Wood Mackenzie head of oil and gas Noel Tomnay told BusinessDay last week that the US market was ''disconnected from the rest of the world'' with the Henry Hub gas price trading around $US3/mmbtu while European prices were at $US8-9/mmbtu and Asia-Pacific spot prices at $US14/mmbtu.
Mr Tomnay said the Henry Hub price would not reach the $US5/mmbtu range for six to eight years, when new LNG export projects would link the US market to the rest of the world.
''We do see quite a lot of LNG coming out of the US and Canada,'' he said, ''perhaps not quite 100 million tonnes per annum [as in Australia] as not all projects proposed will go ahead, and by the time you have shipped from the gulf coast to Japan it ends up costing $US11-12/mmbtu.''
For its part, BHP expects the gap between natural gas prices in the US and elsewhere will narrow in the longer term. The Henry Hub price was $US3.20/mmbtu at the end of July, up 67 per cent from its April 19 low of $US1.91/mmbtu.
Vikas Dwivedi, global oil and gas strategist at Macquarie Bank, said the gas price may not have bottomed. ''The rally has been delivered by unbelievably hot weather. Then there's been so much fuel switching, from coal plants turning off and natural gas plants replacing them. But these are both what I call 'fast friends'. And these fast friends could disappear fairly quickly.
''If you don't get real structural demand growth, via new homes or factories and industrial facilities that burn gas all the time, you're not getting real demand growth.''
Mr Dwivedi said the April 19 low, ''may have been the bottom, I'm not calling for a massive meltdown in prices and I don't think we're going to go back down to sub-$US2 any time soon, but I'm hard-pressed to see how we continue to rally here, unless the weather helps out''.
''If we take a weather-normal view, the answer is the supply/demand balance is pretty bad. We need supply to really adjust downward,'' he said.
Mr Dwivedi said there was factual and anecdotal evidence of new ''sticky'' industrial demand for gas, from committed or planned investment in petrochemical plants, primary metals and automobile manufacturers.
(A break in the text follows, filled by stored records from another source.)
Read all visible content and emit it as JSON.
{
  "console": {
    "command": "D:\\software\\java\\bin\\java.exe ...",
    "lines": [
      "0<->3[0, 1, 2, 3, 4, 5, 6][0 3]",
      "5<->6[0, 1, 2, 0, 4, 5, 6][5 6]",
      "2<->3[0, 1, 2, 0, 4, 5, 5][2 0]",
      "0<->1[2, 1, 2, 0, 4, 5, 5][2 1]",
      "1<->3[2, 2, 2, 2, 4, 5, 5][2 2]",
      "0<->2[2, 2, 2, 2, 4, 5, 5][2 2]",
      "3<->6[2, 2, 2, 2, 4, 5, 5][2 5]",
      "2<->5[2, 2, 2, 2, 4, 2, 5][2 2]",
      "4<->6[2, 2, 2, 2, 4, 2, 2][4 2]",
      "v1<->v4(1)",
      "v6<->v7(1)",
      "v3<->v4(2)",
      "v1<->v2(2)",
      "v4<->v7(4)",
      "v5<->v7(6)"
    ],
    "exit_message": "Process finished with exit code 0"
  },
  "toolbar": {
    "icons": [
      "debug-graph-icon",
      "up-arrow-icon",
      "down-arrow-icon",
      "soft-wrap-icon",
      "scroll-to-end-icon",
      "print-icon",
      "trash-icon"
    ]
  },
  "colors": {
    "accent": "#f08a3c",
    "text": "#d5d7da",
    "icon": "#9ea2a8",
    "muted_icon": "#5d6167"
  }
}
''The most recent is methanol, which is an extremely energy-intensive chemical,'' he said. ''There are a lot of proposals, a lot of interest. The one thing all these have in common is that they are all long lead-time projects. Nothing is going to show up of any real size in the next few quarters. We're talking 2016-17, when a lot of new facilities will come on at the same time.''
A faster source of new gas demand was the potential acceleration of coal-fired power generator shutdowns. ''Right now there is roughly 30 gigawatts of coal plants who've already given formal notification they're going to shut down,'' Mr Dwivedi said.
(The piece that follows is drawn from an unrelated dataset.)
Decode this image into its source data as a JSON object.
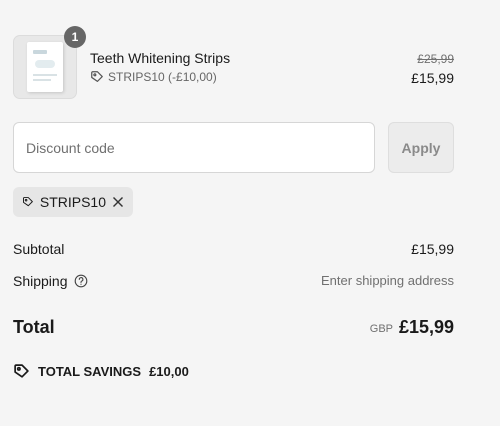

He described the shutdowns as semi-permanent. ''The intent is for the shutdown to be permanent, but if they don't knock the facility down, they can always re-start it - maintain a skeleton staff to just keep the rust off it. But the intent is to shut it down permanently.''
If gas prices rose substantially, he said: ''You could say, of all the coal plants that are shut down, maybe 20 per cent could come back on after a few months to a year - could be un-mothballed - but most of the rest will stay shut.''
That view is not universal. UBS commodities analyst Tom Price said fuel switching from coal to gas started happening when the Henry Hub gas price fell below $US3.50/mmbtu and, once it returned to those levels, ''we should expect a reversal of the trade''.